View Source Distributed Execution

This guide explains how to execute Handoff DAGs across multiple Elixir nodes for improved performance and scalability.

prerequisites

Prerequisites

  • A working Elixir cluster with connected nodes
  • Handoff installed on all nodes
  • Basic understanding of Handoff DAGs (see Getting Started)

setting-up-nodes

Setting Up Nodes

Before executing a DAG in a distributed environment, you need to set up your nodes:

# On each node, start Handoff
Handoff.start()

# Register the local node with its capabilities
Handoff.register_local_node(%{
  cpu: 8,        # 8 CPU cores
  memory: 16000, # 16GB memory
  gpu: 1         # 1 GPU unit
})

node-discovery

Node Discovery

Handoff provides automatic node discovery within a connected Erlang cluster:

# Discover all nodes in the cluster and register their capabilities
{:ok, discovered_nodes} = Handoff.discover_nodes()

# See what nodes are available and their resources
IO.inspect(discovered_nodes)
# Example output:
# %{
#   :"node1@192.168.1.100" => %{cpu: 8, memory: 16000, gpu: 1},
#   :"node2@192.168.1.101" => %{cpu: 4, memory: 8000},
#   :"node3@192.168.1.102" => %{cpu: 16, memory: 32000, gpu: 2}
# }

resource-aware-functions

Resource-Aware Functions

To take advantage of distributed execution, define functions with resource requirements:

alias Handoff.Function

# CPU-intensive function
cpu_heavy_fn = %Function{
  id: :cpu_intensive,
  args: [:input_data],
  code: &SomeModule.heavy_computation/1,
  cost: %{cpu: 4, memory: 2000}  # Requires 4 CPU cores, 2GB memory
}

# GPU-accelerated function
gpu_fn = %Function{
  id: :gpu_task,
  args: [:preprocessed_data],
  code: &SomeModule.gpu_computation/1,
  cost: %{gpu: 1, memory: 4000}  # Requires 1 GPU, 4GB memory
}

distributed-execution

Distributed Execution

Execute your DAG across the cluster using execute_distributed:

# Build and validate your DAG
dag =
  Handoff.new()
  |> Handoff.DAG.add_function(source_fn)
  |> Handoff.DAG.add_function(cpu_heavy_fn)
  |> Handoff.DAG.add_function(gpu_fn)
  |> Handoff.DAG.add_function(aggregation_fn)

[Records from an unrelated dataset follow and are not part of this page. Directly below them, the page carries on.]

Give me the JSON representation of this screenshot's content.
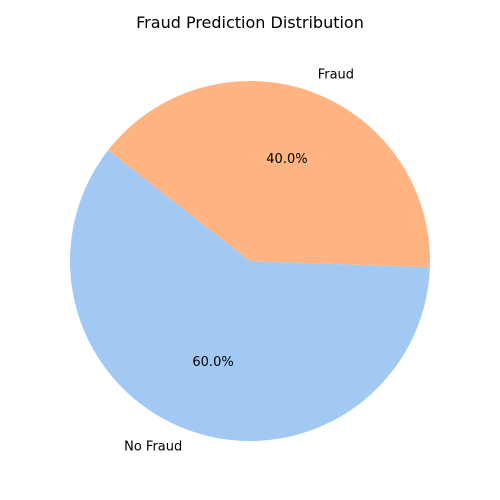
{
  "chart_data": {
    "type": "pie",
    "title": "Fraud Prediction Distribution",
    "startangle_deg": 142,
    "counterclockwise": true,
    "slices": [
      {
        "label": "No Fraud",
        "value": 60.0,
        "pct_label": "60.0%",
        "color": "#a1c9f4"
      },
      {
        "label": "Fraud",
        "value": 40.0,
        "pct_label": "40.0%",
        "color": "#ffb482"
      }
    ]
  }
}
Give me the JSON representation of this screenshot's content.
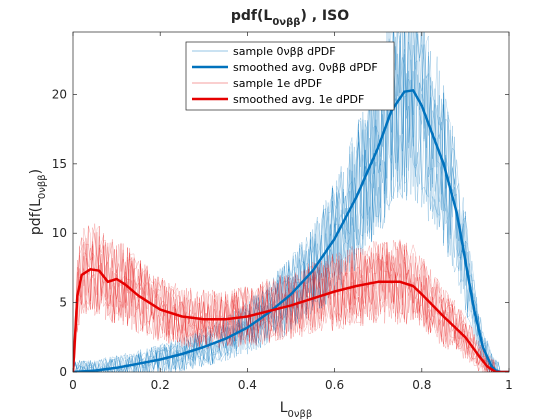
{
  "chart_data": {
    "type": "line",
    "title": {
      "base": "pdf(L",
      "sub": "0νββ",
      "suffix": ")  ,  ISO"
    },
    "xlabel": {
      "base": "L",
      "sub": "0νββ"
    },
    "ylabel": {
      "base": "pdf(L",
      "sub": "0νββ",
      "suffix": ")"
    },
    "xlim": [
      0,
      1
    ],
    "ylim": [
      0,
      24.5
    ],
    "xticks": [
      0,
      0.2,
      0.4,
      0.6,
      0.8,
      1
    ],
    "xtick_labels": [
      "0",
      "0.2",
      "0.4",
      "0.6",
      "0.8",
      "1"
    ],
    "yticks": [
      0,
      5,
      10,
      15,
      20
    ],
    "ytick_labels": [
      "0",
      "5",
      "10",
      "15",
      "20"
    ],
    "grid": false,
    "legend_position": "top-center",
    "series": [
      {
        "name": "sample 0νββ dPDF",
        "role": "sample",
        "color": "#0072bd",
        "opacity": 0.35,
        "sample_count": 12
      },
      {
        "name": "smoothed avg. 0νββ dPDF",
        "role": "average",
        "color": "#0072bd",
        "x": [
          0,
          0.05,
          0.1,
          0.15,
          0.2,
          0.25,
          0.3,
          0.35,
          0.4,
          0.45,
          0.5,
          0.55,
          0.6,
          0.65,
          0.7,
          0.73,
          0.76,
          0.78,
          0.8,
          0.82,
          0.85,
          0.88,
          0.9,
          0.92,
          0.94,
          0.96,
          0.97,
          0.98,
          1.0
        ],
        "y": [
          0,
          0.1,
          0.3,
          0.6,
          0.9,
          1.3,
          1.8,
          2.4,
          3.2,
          4.3,
          5.6,
          7.3,
          9.6,
          12.6,
          16.2,
          18.8,
          20.2,
          20.3,
          19.2,
          17.5,
          15.0,
          11.5,
          8.0,
          4.5,
          1.8,
          0.4,
          0.1,
          0,
          0
        ]
      },
      {
        "name": "sample 1e dPDF",
        "role": "sample",
        "color": "#e60000",
        "opacity": 0.3,
        "sample_count": 12
      },
      {
        "name": "smoothed avg. 1e dPDF",
        "role": "average",
        "color": "#e60000",
        "x": [
          0,
          0.01,
          0.02,
          0.04,
          0.06,
          0.08,
          0.1,
          0.12,
          0.15,
          0.2,
          0.25,
          0.3,
          0.35,
          0.4,
          0.45,
          0.5,
          0.55,
          0.6,
          0.65,
          0.7,
          0.75,
          0.78,
          0.8,
          0.85,
          0.9,
          0.93,
          0.95,
          0.97,
          1.0
        ],
        "y": [
          0,
          5.5,
          7.0,
          7.4,
          7.3,
          6.5,
          6.7,
          6.3,
          5.5,
          4.5,
          4.0,
          3.8,
          3.8,
          4.0,
          4.4,
          4.8,
          5.3,
          5.8,
          6.2,
          6.5,
          6.5,
          6.2,
          5.6,
          4.0,
          2.5,
          1.2,
          0.4,
          0,
          0
        ]
      }
    ]
  }
}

:ok = Handoff.DAG.validate(dag)

# Execute the DAG across the cluster
{:ok, results} = Handoff.execute_distributed(dag, max_retries: 3)

fault-tolerance

Fault Tolerance

Distributed execution in Handoff includes automatic fault tolerance:

  • Task retry on failure (configurable with max_retries)
  • Node failure detection
  • Result synchronization across nodes

If a node fails during execution, its tasks will be reassigned to other suitable nodes.